I Don’t Recall

Rome 2016-09-12

I had this story I was going to tell. It was about a lesson I had learned. I know I had the idea during a conversation with my daughter.

I am in the kitchen preparing lunch and she is sitting at the table. We talk about a documentary she had seen. It was on how unreliable memory is.

She said it was frustrating in a good way. She already knew most of the examples and studies because I had already told her about them (these are type of the things I talk about with my children [and anyone else who is willing to listen]).

The documentary had asked and answered an interesting question. If memory is so unreliable, what is its purpose?
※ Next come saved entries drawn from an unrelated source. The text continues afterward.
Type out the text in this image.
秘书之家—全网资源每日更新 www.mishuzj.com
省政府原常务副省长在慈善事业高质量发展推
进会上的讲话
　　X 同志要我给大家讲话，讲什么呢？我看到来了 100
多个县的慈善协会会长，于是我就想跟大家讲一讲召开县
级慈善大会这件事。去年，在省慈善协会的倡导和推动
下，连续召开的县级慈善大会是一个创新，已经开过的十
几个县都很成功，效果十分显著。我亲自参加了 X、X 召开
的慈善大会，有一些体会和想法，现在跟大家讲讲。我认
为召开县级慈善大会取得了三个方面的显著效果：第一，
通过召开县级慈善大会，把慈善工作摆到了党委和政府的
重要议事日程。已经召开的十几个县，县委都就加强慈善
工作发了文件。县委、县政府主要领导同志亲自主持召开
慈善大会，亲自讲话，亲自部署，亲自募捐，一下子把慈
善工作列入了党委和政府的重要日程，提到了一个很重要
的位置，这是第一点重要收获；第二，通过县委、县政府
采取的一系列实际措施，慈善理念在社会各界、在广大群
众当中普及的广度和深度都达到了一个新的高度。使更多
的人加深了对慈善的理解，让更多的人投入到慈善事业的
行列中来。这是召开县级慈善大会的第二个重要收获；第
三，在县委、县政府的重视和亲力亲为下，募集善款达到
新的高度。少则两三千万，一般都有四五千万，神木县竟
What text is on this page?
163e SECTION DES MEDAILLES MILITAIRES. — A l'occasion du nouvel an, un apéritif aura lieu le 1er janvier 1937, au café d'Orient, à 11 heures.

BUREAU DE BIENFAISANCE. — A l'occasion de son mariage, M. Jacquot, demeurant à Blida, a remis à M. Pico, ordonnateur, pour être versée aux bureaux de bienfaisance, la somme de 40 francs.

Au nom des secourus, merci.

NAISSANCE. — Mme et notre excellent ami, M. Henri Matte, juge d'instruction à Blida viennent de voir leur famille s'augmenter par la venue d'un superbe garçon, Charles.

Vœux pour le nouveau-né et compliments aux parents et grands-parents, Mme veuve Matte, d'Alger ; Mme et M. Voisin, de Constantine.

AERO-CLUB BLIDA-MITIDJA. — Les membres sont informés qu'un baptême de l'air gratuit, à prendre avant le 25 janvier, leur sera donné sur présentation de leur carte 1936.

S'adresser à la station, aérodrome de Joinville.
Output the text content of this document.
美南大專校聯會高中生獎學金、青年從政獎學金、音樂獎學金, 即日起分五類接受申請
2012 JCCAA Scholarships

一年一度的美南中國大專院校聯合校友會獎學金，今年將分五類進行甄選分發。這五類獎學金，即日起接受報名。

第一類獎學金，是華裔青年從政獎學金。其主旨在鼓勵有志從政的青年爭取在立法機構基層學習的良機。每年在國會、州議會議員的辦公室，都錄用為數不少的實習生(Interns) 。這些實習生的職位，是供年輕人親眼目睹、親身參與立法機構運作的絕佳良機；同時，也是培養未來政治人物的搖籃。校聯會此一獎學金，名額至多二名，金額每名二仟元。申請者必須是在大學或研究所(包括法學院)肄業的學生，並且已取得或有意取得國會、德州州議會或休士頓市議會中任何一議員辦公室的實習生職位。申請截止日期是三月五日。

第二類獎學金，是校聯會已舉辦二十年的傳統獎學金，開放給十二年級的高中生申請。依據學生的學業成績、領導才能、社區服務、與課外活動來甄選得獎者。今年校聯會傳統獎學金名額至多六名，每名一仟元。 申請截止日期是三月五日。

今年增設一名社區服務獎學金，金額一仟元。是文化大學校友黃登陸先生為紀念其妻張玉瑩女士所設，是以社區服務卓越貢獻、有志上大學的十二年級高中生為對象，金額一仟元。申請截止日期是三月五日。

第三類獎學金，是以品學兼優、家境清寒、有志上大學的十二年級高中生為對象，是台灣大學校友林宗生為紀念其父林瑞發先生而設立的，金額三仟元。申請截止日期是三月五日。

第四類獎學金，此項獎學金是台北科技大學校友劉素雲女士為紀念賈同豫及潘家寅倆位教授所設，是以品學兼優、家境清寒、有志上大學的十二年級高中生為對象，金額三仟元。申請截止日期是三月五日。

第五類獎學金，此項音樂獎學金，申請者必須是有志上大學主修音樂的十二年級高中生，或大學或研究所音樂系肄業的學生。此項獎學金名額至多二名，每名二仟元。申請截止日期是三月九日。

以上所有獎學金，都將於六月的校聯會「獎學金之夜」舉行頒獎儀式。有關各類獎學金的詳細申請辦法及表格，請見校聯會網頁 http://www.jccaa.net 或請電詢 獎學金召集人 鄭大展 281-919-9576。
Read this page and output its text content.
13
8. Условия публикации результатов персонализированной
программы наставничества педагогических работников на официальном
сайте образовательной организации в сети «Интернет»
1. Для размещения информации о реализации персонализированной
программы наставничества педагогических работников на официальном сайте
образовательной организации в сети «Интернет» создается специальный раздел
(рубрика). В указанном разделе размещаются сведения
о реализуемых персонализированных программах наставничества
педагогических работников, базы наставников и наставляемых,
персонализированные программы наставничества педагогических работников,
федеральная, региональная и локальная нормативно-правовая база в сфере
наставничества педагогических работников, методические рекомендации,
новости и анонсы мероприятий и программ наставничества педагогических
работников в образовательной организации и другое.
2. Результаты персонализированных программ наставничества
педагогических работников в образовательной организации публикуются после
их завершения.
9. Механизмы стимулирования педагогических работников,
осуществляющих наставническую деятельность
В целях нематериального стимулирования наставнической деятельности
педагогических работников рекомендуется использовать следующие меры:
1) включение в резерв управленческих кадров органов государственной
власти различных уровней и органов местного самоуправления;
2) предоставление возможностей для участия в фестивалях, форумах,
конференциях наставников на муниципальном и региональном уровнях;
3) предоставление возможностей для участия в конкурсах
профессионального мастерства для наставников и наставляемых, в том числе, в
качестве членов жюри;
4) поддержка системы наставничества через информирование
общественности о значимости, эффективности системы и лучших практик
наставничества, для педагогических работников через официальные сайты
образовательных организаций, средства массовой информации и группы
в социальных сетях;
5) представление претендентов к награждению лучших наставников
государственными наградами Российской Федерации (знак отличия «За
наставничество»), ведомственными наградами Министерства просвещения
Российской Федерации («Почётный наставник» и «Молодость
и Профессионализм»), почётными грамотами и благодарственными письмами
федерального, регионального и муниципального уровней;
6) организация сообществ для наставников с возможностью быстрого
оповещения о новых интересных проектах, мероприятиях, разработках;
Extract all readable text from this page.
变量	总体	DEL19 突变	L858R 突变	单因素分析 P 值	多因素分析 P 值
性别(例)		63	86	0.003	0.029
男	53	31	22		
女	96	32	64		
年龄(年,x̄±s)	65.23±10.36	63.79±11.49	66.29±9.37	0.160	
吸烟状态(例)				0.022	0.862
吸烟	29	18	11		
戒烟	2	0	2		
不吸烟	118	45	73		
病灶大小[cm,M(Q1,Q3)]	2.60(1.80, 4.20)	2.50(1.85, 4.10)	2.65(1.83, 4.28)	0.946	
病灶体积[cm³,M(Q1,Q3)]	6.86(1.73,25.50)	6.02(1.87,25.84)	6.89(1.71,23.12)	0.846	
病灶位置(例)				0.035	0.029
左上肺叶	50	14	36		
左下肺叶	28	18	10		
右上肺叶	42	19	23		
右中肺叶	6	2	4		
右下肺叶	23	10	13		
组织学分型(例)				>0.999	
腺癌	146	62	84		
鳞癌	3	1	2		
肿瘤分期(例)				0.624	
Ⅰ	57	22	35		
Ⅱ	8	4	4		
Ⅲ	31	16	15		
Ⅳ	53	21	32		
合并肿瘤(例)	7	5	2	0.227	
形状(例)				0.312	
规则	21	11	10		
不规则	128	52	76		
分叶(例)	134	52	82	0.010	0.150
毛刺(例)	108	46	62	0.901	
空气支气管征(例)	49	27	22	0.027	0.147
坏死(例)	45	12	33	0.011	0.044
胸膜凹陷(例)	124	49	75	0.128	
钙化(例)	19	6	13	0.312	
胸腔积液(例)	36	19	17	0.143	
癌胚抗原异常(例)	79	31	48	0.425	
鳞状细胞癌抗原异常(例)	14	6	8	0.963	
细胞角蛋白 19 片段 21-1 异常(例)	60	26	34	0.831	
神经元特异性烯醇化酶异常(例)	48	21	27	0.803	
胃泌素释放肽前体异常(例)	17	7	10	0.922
The answer seems obvious. You cannot move forward, if you don’t remember where you have been. You cannot build, if every time you have to start from scratch.

And memories need to change to integrate lessons learned, even if that means that that memorable moment did not happen as you remember it. This is the point where I told her the story I want to retell, a lesson learned.

I remember laughing at myself because I keep on pushing the lesson back in time. “It was fifteen, twenty, maybe thirty years ago. Regardless …” And just before I start telling the tale, I realize that it must have been even earlier, when I was still a teenager. The next thing I remember is thinking I should write the story down.

The oven starts beeping. It is time to eat.

2 thoughts on “I Don’t Recall”

  1. I like that, I’m often puzzling over the role of memory myself and like this positive, instructive slant on it…thank you. Glad I’ve got a memory of us hanging out by the canals! Ha! What am I going to learn from that, though?